Almost exactly a year ago, I remember reading Fred Wilson’s post in which he asked his influential readership to help crowd-source a study of billion dollar companies via Hackpad in response to an article in Techcrunch (“Welcome To The Unicorn Club: Learning From Billion-Dollar Startups”).
As is always the case with the internet, much of the hard work involved in that original project has now been used as the basis for a similar project further down the line. VC firm Atomico has now pulled together a fascinating study of billion dollar software companies that have been founded since 2003. Take a look at the website, the results have really been compiled in a really user-friendly way.
Whilst there’s always going to be debate over the definitions and exclusions from such a research project, it’s important not to lose sight of the fact that it’s always the big picture that matters with these things. The companies that reach that arbitrary billion-dollar valuation that acts as a proxy for phenomenal success (both in this study and further afield) are managing to do so in ever-shorter timescales with every year that passes – so, for example, it currently takes these outliers six years to get there from formation on average.

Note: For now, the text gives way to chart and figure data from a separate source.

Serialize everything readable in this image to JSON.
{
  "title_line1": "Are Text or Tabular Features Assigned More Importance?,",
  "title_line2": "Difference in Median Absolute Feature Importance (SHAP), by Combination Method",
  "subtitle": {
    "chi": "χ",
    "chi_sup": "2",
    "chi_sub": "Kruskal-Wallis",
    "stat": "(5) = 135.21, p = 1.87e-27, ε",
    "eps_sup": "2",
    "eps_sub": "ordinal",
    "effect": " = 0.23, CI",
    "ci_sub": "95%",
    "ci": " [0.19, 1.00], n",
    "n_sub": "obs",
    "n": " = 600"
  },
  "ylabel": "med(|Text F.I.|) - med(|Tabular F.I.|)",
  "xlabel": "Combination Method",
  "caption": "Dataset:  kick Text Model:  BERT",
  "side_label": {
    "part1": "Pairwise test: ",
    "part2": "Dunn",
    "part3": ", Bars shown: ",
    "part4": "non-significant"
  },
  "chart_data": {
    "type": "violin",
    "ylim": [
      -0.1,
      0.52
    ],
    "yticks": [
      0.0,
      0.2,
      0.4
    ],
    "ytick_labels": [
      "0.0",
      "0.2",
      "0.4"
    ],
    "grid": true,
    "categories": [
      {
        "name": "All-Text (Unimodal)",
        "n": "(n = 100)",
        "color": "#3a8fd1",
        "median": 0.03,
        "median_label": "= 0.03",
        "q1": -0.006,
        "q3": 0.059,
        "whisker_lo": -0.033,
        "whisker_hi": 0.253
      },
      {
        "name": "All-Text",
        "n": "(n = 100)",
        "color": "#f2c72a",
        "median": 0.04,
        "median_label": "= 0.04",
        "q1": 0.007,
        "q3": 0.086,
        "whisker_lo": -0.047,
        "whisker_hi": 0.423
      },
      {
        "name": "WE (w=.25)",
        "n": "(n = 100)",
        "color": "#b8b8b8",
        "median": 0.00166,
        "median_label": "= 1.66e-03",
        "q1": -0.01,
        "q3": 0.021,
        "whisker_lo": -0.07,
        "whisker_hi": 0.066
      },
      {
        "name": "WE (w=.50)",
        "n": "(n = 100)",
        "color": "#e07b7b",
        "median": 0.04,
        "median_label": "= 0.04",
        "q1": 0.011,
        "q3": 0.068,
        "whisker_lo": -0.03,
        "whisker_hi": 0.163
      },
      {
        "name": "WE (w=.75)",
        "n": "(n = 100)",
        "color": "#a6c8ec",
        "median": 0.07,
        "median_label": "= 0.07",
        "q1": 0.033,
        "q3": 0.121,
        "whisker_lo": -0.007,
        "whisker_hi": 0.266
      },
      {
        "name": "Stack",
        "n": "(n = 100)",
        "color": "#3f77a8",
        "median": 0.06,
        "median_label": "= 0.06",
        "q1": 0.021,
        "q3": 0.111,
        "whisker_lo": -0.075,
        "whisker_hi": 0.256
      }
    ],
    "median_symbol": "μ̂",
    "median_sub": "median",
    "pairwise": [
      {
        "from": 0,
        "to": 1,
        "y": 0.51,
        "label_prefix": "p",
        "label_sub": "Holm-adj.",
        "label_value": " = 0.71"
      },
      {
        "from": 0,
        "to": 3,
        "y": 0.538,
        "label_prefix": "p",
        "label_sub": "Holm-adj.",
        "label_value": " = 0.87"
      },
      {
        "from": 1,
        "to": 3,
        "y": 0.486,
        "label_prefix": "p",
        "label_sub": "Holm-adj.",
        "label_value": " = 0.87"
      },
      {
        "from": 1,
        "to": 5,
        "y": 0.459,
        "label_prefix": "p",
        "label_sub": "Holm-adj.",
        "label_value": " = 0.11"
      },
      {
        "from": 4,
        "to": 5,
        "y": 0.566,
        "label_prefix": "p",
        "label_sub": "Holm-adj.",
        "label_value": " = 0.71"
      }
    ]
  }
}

I was interested to see Sweden pop up in third position (after the US and China) as the country with most billion-dollar examples (three).
However, if there’s one key finding in the research for me, it’s the fact that 61% of the 138 companies that hit that billion-dollar mark were actually based outside Silicon Valley. This certainly gives credence to the argument that you can start and grow an incredible company anywhere. And for anyone based around the Scottish tech startup scene, that sounds like pretty good news.